A consent order must be submitted or motion made to the court
In New Jersey, unlike many other states, there is no automatic emancipation at the age of 18. Instead for parents to be released of their child support obligations, a court order must be entered. This can be achieved by submission of a consent order to the court or the bringing of a post-judgment motion. A motion for emancipation can be a legal minefield.
Emancipation is a fact sensitive determination by the court
Emancipation is a fact sensitive determination by the court. The standard the court applies is "[w]hen a child moves beyond the sphere of influence and responsibility exercised by a parent and obtains an independent status on his or her own, generally he or she will be deemed emancipated." Bishop v. Bishop, 287 N.J. Super. 593, 598 (Ch. Div. 1995). The following are some but not all of the key concepts:
Reaching the age of 18 does not result in automatic emancipation
There is no specific age at which emancipation automatically occurs in New Jersey. Although 18 is the age of majority in New Jersey, reaching this age only provides prima facie evidence of emancipation, but is not determinative i.e. if there are reasons why a child should not be emancipated e.g. attending high school, college, then a court will not emancipate them and the parental support obligation will continue.

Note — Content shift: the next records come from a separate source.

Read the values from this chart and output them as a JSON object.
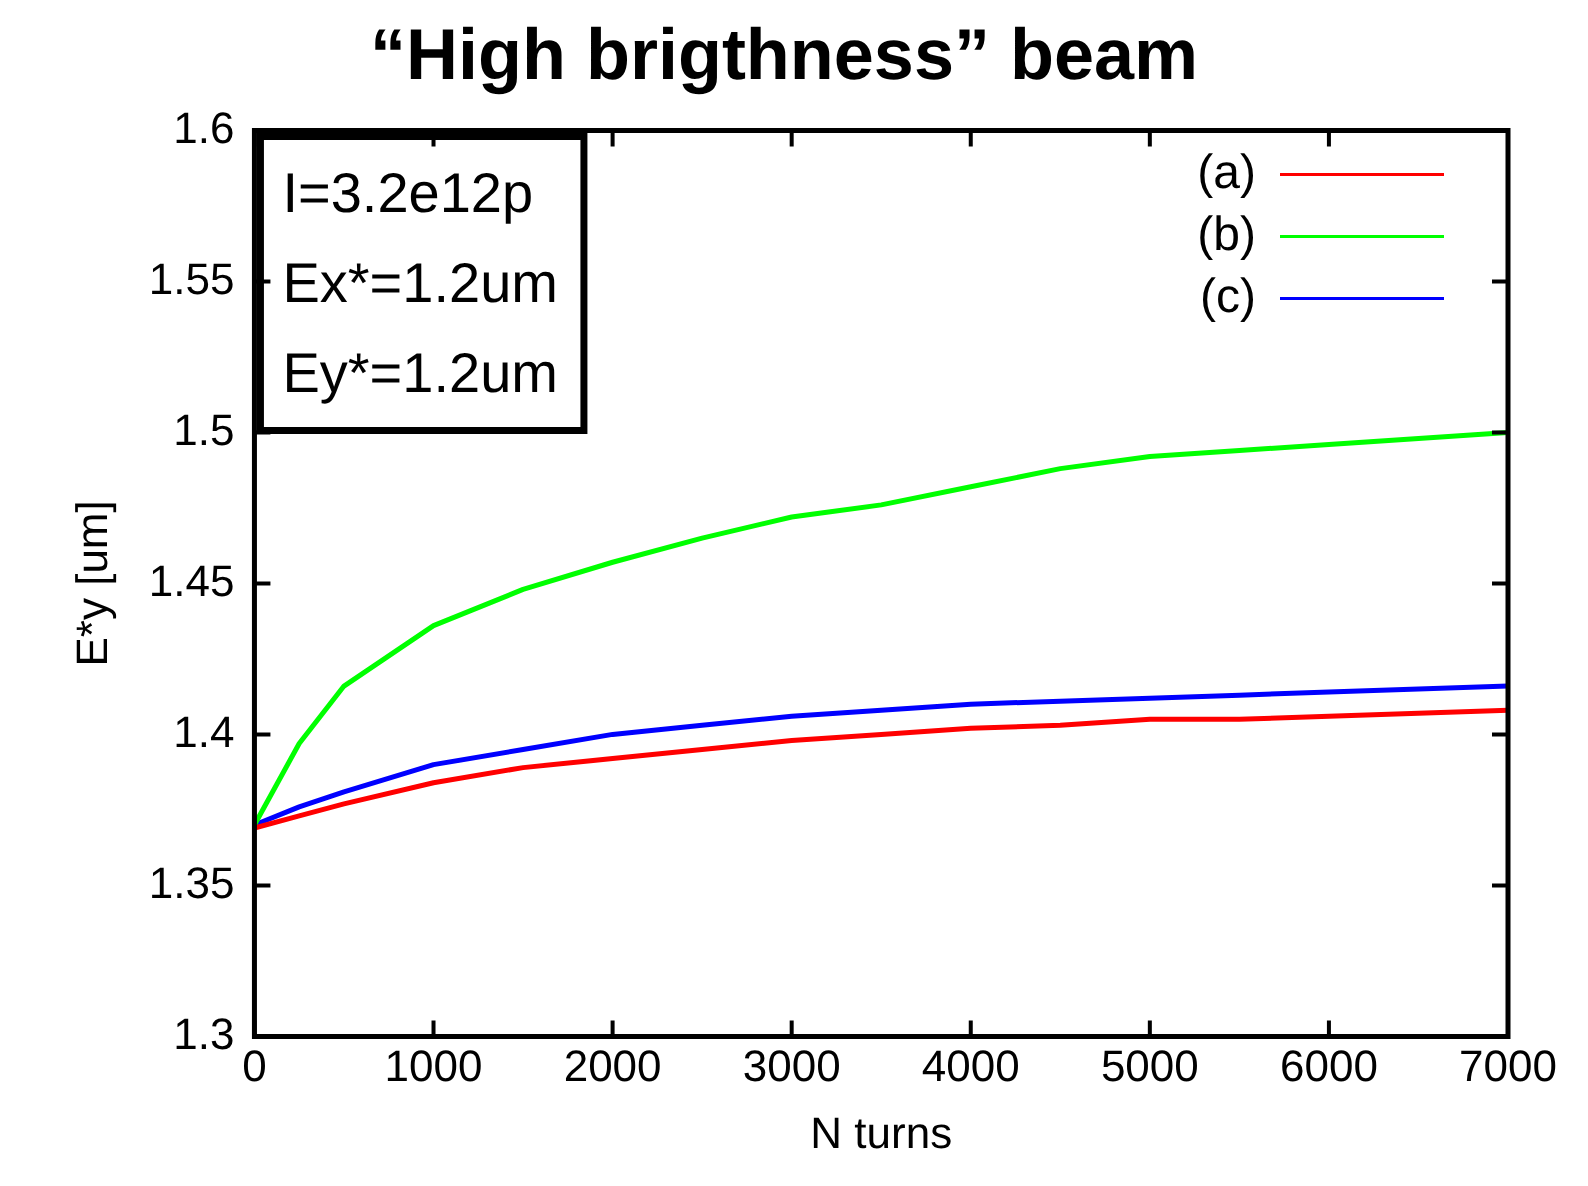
{
  "chart_data": {
    "type": "line",
    "title": "“High brigthness” beam",
    "xlabel": "N turns",
    "ylabel": "E*y [um]",
    "annotations": [
      "I=3.2e12p",
      "Ex*=1.2um",
      "Ey*=1.2um"
    ],
    "x": [
      0,
      250,
      500,
      1000,
      1500,
      2000,
      2500,
      3000,
      3500,
      4000,
      4500,
      5000,
      5500,
      6000,
      6500,
      7000
    ],
    "series": [
      {
        "name": "(a)",
        "color": "#ff0000",
        "values": [
          1.369,
          1.373,
          1.377,
          1.384,
          1.389,
          1.392,
          1.395,
          1.398,
          1.4,
          1.402,
          1.403,
          1.405,
          1.405,
          1.406,
          1.407,
          1.408
        ]
      },
      {
        "name": "(b)",
        "color": "#00ff00",
        "values": [
          1.37,
          1.397,
          1.416,
          1.436,
          1.448,
          1.457,
          1.465,
          1.472,
          1.476,
          1.482,
          1.488,
          1.492,
          1.494,
          1.496,
          1.498,
          1.5
        ]
      },
      {
        "name": "(c)",
        "color": "#0000ff",
        "values": [
          1.37,
          1.376,
          1.381,
          1.39,
          1.395,
          1.4,
          1.403,
          1.406,
          1.408,
          1.41,
          1.411,
          1.412,
          1.413,
          1.414,
          1.415,
          1.416
        ]
      }
    ],
    "xlim": [
      0,
      7000
    ],
    "xticks": [
      0,
      1000,
      2000,
      3000,
      4000,
      5000,
      6000,
      7000
    ],
    "ylim": [
      1.3,
      1.6
    ],
    "yticks": [
      {
        "value": 1.3,
        "label": "1.3"
      },
      {
        "value": 1.35,
        "label": "1.35"
      },
      {
        "value": 1.4,
        "label": "1.4"
      },
      {
        "value": 1.45,
        "label": "1.45"
      },
      {
        "value": 1.5,
        "label": "1.5"
      },
      {
        "value": 1.55,
        "label": "1.55"
      },
      {
        "value": 1.6,
        "label": "1.6"
      }
    ],
    "grid": false,
    "legend": "top right",
    "marker": "none",
    "line_style": "solid"
  }
}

While parents are generally not required to support a child over eighteen, his or her enrollment in a full-time educational program has been held to require continued support. It is beyond the scope of this short guide to discuss the impact of part-time education, part-time employment, semesters off and gap years on whether a child should be considered emancipated. These situations are where emancipation becomes a fact sensitive issue and an attorney should be consulted.
Becoming pregnant or having a child is not automatic emancipation
Having a baby does not lead to automatic emancipation where the unemancipated child is still relying on parental support. A teenage, unmarried mother still living at home is unlikely to be declared emancipated. Again, each case is very fact sensitive.
Disability may require on-going support
Parents of a child who is unable to care for him or herself may have the support duty extended beyond the age of majority. Again the issue becomes whether the child has become independent or is able to become independent.
Marriage, entering the military or independent existence is emancipation
Children are emancipated and parents no longer have an obligation to support them if they become economically independent through employment, entry into military service, or marriage, and may be constructively emancipated if they, without cause, withdraw from parental control and supervision. Even if you think the principle is straightforward, grey areas frequently come up e.g. is entry to a military college such as West Point entry into the military or post-secondary education that requires an ongoing duty of support? The court in Bishop v. Bishop held that going to West Point constituted active duty in the United States Army and was therefore an emancipating event.
A child is emancipated in New Jersey when declared independent by the court. Many motions to emancipate are not black and white, but require the court to apply the case law to unique facts and view the totality of the circumstances. Even if a child is declared emancipated, the court has the equitable power to subsequently unemancipate. This area can be a legal minefield, so competent advice and representation should be considered.